Re: [PATCH 2/3] mm/zswap: Implement proactive writeback

From: Nhat Pham

Date: Tue May 12 2026 - 11:53:26 EST

On Tue, May 12, 2026 at 2:32 AM Hao Jia <jiahao.kernel@xxxxxxxxx> wrote:
>
>
>
> On 2026/5/12 03:57, Yosry Ahmed wrote:
> > On Mon, May 11, 2026 at 12:49 PM Nhat Pham <nphamcs@xxxxxxxxx> wrote:
> >>
> >> On Mon, May 11, 2026 at 3:52 AM Hao Jia <jiahao.kernel@xxxxxxxxx> wrote:
> >>>
> >>> From: Hao Jia <jiahao1@xxxxxxxxxxx>
> >>>
> >>> Zswap currently writes back pages to backing swap devices reactively,
> >>> triggered either by memory pressure via the shrinker or by the pool
> >>> reaching its size limit. This reactive approach offers no precise
> >>> control over when writeback happens, which can disturb latency-sensitive
> >>> workloads, and it cannot direct writeback at a specific memory cgroup.
> >>> However, there are scenarios where users might want to proactively
> >>> write back cold pages from zswap to the backing swap device, for
> >>> example, to free up memory for other applications or to prepare for
> >>> upcoming memory-intensive workloads.
> >>>
> >>> Therefore, implement a proactive writeback mechanism for zswap by
> >>> adding a new cgroup interface file memory.zswap.proactive_writeback
> >>> within the memory controller.
> >>
>
> Thanks Nhat, Yosry — let me address both comments together.
>
> >>
> >> We already have memory.reclaim, no? Would that not work to create
> >> headroom generally for your use case? Is there a reason why we are
> >> treating zswap memory as special here?
> >
>
> Apologies for the lack of detailed explanation in the patch description,
> which led to the confusion.
>
> While we are already utilizing memory.reclaim, it does not fully address
> our requirements.
>
> Our deployment runs a userspace proactive reclaimer that drives
> memory.reclaim based on the system's runtime state (memory/CPU/IO
> pressure, refault rate, ...) and workload-specific
> policy. That first stage compresses cold anon pages into zswap. Entries
> that then remain in zswap past a policy-defined age threshold are
> considered "twice cold", and the reclaimer wants
> to write them back to the backing swap device at a moment of its own
> choosing, to further reclaim the DRAM still held by the compressed data.
>
> This is the "second-level offloading" pattern described in Meta's TMO
> paper [1]. zswap proactive writeback is what this series introduces to
> address that second-level offloading stage.
>
> [1] https://www.pdl.cmu.edu/ftp/NVM/tmo_asplos22.pdf

Yeah that's what we've been trying to work on as well :) We are
working on a couple of improvements to the mechanism side of this path
(cc Alex) - hopefully it will help your use case too!
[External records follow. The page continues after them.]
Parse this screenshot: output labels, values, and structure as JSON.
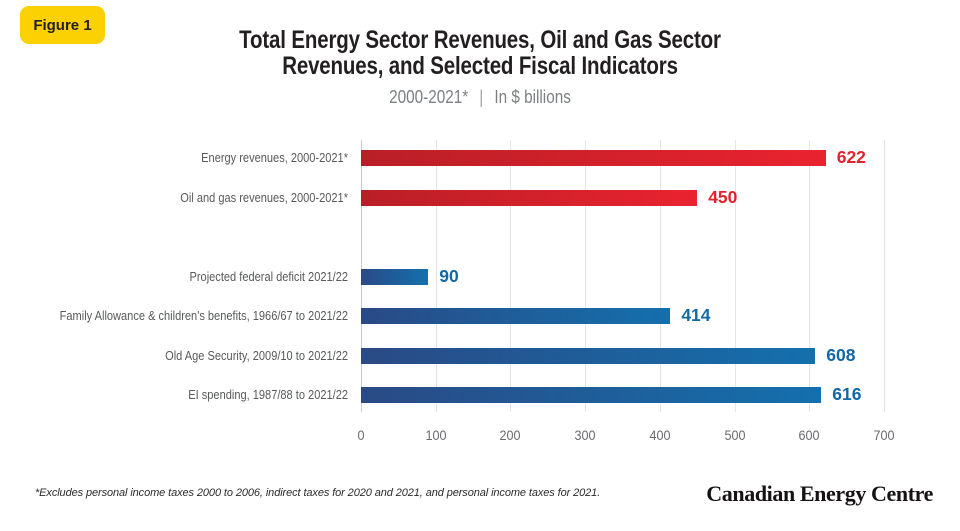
{
  "figure_badge": "Figure 1",
  "title": {
    "line1": "Total Energy Sector Revenues, Oil and Gas Sector",
    "line2": "Revenues, and Selected Fiscal Indicators"
  },
  "subtitle": {
    "period": "2000-2021*",
    "separator": "|",
    "unit": "In $ billions"
  },
  "chart_data": {
    "type": "bar",
    "orientation": "horizontal",
    "title": "Total Energy Sector Revenues, Oil and Gas Sector Revenues, and Selected Fiscal Indicators",
    "unit": "$ billions",
    "xlim": [
      0,
      700
    ],
    "x_ticks": [
      0,
      100,
      200,
      300,
      400,
      500,
      600,
      700
    ],
    "grid": true,
    "legend": "none",
    "rows": [
      {
        "label": "Energy revenues, 2000-2021*",
        "value": 622,
        "group": "energy",
        "color": "red"
      },
      {
        "label": "Oil and gas revenues, 2000-2021*",
        "value": 450,
        "group": "energy",
        "color": "red"
      },
      {
        "label": "Projected federal deficit 2021/22",
        "value": 90,
        "group": "fiscal",
        "color": "blue"
      },
      {
        "label": "Family Allowance & children's benefits, 1966/67 to 2021/22",
        "value": 414,
        "group": "fiscal",
        "color": "blue"
      },
      {
        "label": "Old Age Security, 2009/10 to 2021/22",
        "value": 608,
        "group": "fiscal",
        "color": "blue"
      },
      {
        "label": "EI spending, 1987/88 to 2021/22",
        "value": 616,
        "group": "fiscal",
        "color": "blue"
      }
    ],
    "colors": {
      "red_gradient_start": "#b91f27",
      "red_gradient_end": "#e9232f",
      "blue_gradient_start": "#2a4a85",
      "blue_gradient_end": "#1470ad",
      "red_value_label": "#e1232d",
      "blue_value_label": "#1268a5",
      "badge_yellow": "#fbd104",
      "gridline": "#e4e5e6"
    }
  },
  "footnote": "*Excludes personal income taxes 2000 to 2006, indirect taxes for 2020 and 2021, and personal income taxes for 2021.",
  "logo": "Canadian Energy Centre"
}
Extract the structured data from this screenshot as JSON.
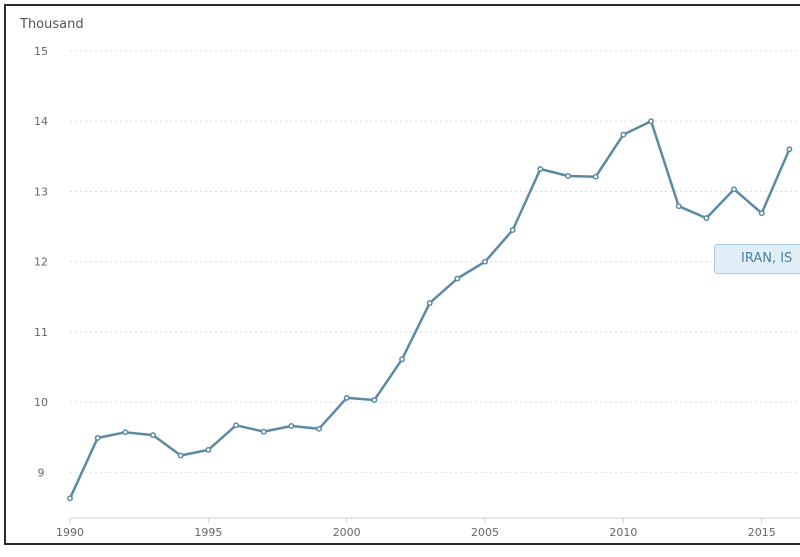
{
  "chart_data": {
    "type": "line",
    "unit_label": "Thousand",
    "x": [
      1990,
      1991,
      1992,
      1993,
      1994,
      1995,
      1996,
      1997,
      1998,
      1999,
      2000,
      2001,
      2002,
      2003,
      2004,
      2005,
      2006,
      2007,
      2008,
      2009,
      2010,
      2011,
      2012,
      2013,
      2014,
      2015,
      2016
    ],
    "series": [
      {
        "name": "IRAN, IS",
        "values": [
          8.63,
          9.49,
          9.57,
          9.53,
          9.24,
          9.32,
          9.67,
          9.58,
          9.66,
          9.62,
          10.06,
          10.03,
          10.61,
          11.41,
          11.76,
          12.0,
          12.45,
          13.32,
          13.22,
          13.21,
          13.81,
          14.0,
          12.79,
          12.62,
          13.03,
          12.69,
          13.6
        ]
      }
    ],
    "xticks": [
      "1990",
      "1995",
      "2000",
      "2005",
      "2010",
      "2015"
    ],
    "yticks": [
      "9",
      "10",
      "11",
      "12",
      "13",
      "14",
      "15"
    ],
    "xlim": [
      1990,
      2016.6
    ],
    "ylim": [
      8.35,
      15.0
    ],
    "grid": true,
    "colors": {
      "series": "#5b8aa3"
    }
  }
}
Anyway, back to my original inquiry: I understand your use case. It's
pretty similar to our goal. What I'm not getting is why is
memory.reclaim (which you already use) not sufficient for zswap ->
disk swap offloading too?

Zswap objects are organized into LRU and exposed to the shrinker
interface. Echo-ing to memory.reclaim should also offload some zswap
entries, correct? Are there still cold zswap entries that escape this,
somehow?

Furthermore, we already have a way to detect the "twice cold" entries
you mentioned: the referenced bit. This is analogous to the way we
treat uncompressed pages.

>
>
> > +1, why do we need to specifically proactively reclaim the compressed memory?
> >
> > Also, if we do need to minimize the compressed memory and force higher
> > writeback rates, we can do so with memory.zswap.max, right?
>
> Here are a few reasons why memory.zswap.max is not enough:
>
> 1. Writing memory.zswap.max itself does not trigger any writeback
> immediately. For a memcg that has reached steady state (on which the
> userspace reclaimer is no longer invoking
> memory.reclaim), after enough time has passed, the reclaimer has no good
> way to trigger proactive writeback for second-level offloading by
> lowering memory.zswap.max, because in steady
> state nothing drives the zswap_store() -> shrink_memcg() path. The
> userspace reclaimer still has no control over when proactive writeback
> happens.
>
> 2. memory.zswap.max currently triggers zswap writeback via zswap_store()
> -> shrink_memcg(), and each over-limit event can write back at most
> NR_NODES entries. If zswap residency is far
> above memory.zswap.max, converging to the target size requires at least
> O(over-limit pages / NR_NODES) zswap_store() events, with no batching —
> proactive writeback therefore has
> significant latency.
>
> 3. memory.zswap.max is a stateful interface. If the userspace reclaimer
> crashes for any reason mid-operation, it may leave memory.zswap.max at
> some set value, putting the application in a
> persistently throttled bad state.
>
> 4. Once the userspace reclaimer has lowered memory.zswap.max, if the
> workload is rapidly expanding and triggers memory reclaim via
> memory.high / kswapd / etc., the actual amount written
> back can exceed what was intended.

One more reason: IIRC, when you set memory.zswap.max to a value other
than 0 max, every zswap store incurs a pretty expensive check
(obj_cgroup_may_zswap), which does a force flush
(__mem_cgroup_flush_stats). That was pretty expensive last time some
of our internal services played with it. So yeah, it's not ideal...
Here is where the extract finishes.